In 2015, K.H., who at the time was struggling with an alcohol addiction and homelessness, brought her six children to the Indiana Department of Child Services and stated she couldn’t care for them. The kids were all adjudicated children in need of services, and K.H. was given a parent-participation plan with 23 requirements. She was required to, in part, maintain suitable housing and employment, attend Alcoholics Anonymous meetings, take part in counseling, enroll in home-based services, submit to random drug screens, and participate in visitations.

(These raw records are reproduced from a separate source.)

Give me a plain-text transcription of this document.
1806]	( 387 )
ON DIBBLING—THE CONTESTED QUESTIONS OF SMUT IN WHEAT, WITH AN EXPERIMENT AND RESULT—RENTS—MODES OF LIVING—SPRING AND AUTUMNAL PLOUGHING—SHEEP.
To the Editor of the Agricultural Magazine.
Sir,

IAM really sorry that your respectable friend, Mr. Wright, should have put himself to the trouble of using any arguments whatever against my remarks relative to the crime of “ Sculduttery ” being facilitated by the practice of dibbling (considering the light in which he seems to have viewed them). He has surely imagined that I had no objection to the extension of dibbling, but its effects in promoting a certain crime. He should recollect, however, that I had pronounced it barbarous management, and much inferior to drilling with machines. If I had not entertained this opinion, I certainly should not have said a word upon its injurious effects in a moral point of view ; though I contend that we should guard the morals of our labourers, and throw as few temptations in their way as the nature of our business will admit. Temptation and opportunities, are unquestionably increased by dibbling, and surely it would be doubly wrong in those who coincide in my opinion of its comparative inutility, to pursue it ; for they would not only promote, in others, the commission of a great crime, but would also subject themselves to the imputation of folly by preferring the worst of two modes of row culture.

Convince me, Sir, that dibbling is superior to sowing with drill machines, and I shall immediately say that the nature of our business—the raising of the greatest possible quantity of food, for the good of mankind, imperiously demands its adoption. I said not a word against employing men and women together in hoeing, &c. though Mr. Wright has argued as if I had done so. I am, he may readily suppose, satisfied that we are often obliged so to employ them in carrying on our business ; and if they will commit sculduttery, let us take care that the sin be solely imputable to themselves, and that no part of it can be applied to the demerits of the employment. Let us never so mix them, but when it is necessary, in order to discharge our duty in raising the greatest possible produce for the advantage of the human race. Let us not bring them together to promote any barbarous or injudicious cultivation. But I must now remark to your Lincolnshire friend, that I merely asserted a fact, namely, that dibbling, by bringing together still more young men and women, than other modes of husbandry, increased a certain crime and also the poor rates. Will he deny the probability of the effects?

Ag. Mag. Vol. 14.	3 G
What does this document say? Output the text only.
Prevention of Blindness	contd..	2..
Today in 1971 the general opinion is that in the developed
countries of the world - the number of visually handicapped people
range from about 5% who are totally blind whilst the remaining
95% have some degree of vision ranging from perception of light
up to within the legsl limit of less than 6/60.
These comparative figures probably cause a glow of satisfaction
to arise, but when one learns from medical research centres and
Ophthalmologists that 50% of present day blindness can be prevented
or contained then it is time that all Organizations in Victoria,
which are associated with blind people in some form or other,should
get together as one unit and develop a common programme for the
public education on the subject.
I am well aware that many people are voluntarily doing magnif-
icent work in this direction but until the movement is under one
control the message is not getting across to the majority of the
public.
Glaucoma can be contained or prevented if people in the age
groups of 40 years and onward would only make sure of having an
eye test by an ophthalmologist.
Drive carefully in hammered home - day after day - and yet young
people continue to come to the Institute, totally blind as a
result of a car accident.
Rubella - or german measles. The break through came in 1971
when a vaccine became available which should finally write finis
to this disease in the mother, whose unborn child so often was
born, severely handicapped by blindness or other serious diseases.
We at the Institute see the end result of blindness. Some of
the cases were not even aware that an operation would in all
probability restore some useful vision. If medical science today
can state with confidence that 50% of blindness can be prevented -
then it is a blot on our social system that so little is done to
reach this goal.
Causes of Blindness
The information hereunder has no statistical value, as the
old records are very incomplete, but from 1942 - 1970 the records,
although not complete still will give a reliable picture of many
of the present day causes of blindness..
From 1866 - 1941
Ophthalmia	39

As 2018 approached, K.H. had successfully followed through with most of her requirements, even walking more than two hours one-way to attend AA meetings because she didn’t own a car. However, she was still unable to secure housing. DCS thus petitioned to terminate K.H.’s parental rights, citing her failure to satisfactorily comply with her parent participation plan.
Supreme Court justices affirmed the trial court’s refusal to terminate the parent-child relationships, disagreeing with the children’s guardian ad litem’s assertion that K.H.’s inability to secure housing led to the singular conclusion that her parental rights should be terminated. The Allen Superior Court refused to terminate her rights, concluding that DCS failed to clearly and convincingly show that termination was in the children’s best interests.
The GAL— who had neither met nor spoken with the children — had been the only witness to opine that the termination was in the children’s best interests. The Indiana Court of Appeals reversed in a memorandum decision, and the Supreme Court granted transfer to K.H.’s appeal. In In the Matter of M.I., N.I., N.I., N.I., N.I., S.I. (Minor Children); Denis Koehlinger v. K. H. (Mother); A.I. (Father) and L.M. (Father) v. Indiana Department of Child Services, 19S-JT-281, the high court unanimously concluded the GAL failed to show the trial court’s decision was contrary to law. “When determining what is in children’s best interests, trial courts may consider a variety of factors. The trial court here did just that,” Chief Justice Loretta Rush wrote for the panel, which unanimously affirmed the trial court’s decision.
Justices noted that the children and their mother shared a “strong, loving bond,” that DCS would face challenges finding adoptive homes for the children, and that K.H. had made progress complying with her parent-participation plan by securing a full-time job, remaining sober and regularly engaging in counseling and AA meetings.
“To be sure, Mother has not consistently complied with, nor has she completed, all twenty-three requirements in her parent-participation plan — including the requirement that she secure suitable housing for herself and her children. But as the trial court aptly observed, full compliance with the plan ‘is difficult to accomplish, especially for someone without personal transportation,’” the panel wrote.
“After all, on multiple occasions, Mother went to counseling and visitations by foot; and DCS case managers conceded that the plan requirements were cumbersome, often requiring Mother to be in three or four different places in a given week, while also keeping a job, attending visitations, and looking for housing. But despite any challenges Mother has faced, the evidence shows that she has complied or made progress with most of the plan’s requirements,” it continued.
“In sum, the trial court recognized Mother’s struggles with finding suitable housing, but it properly looked to other factors — supported by the evidence — in concluding that DCS failed to meet its burden to show that terminating Mother’s parental rights would be in her children’s best interests,” Rush concluded. “Given the evidence above that supports the trial court’s decision, that decision is not contrary to law.”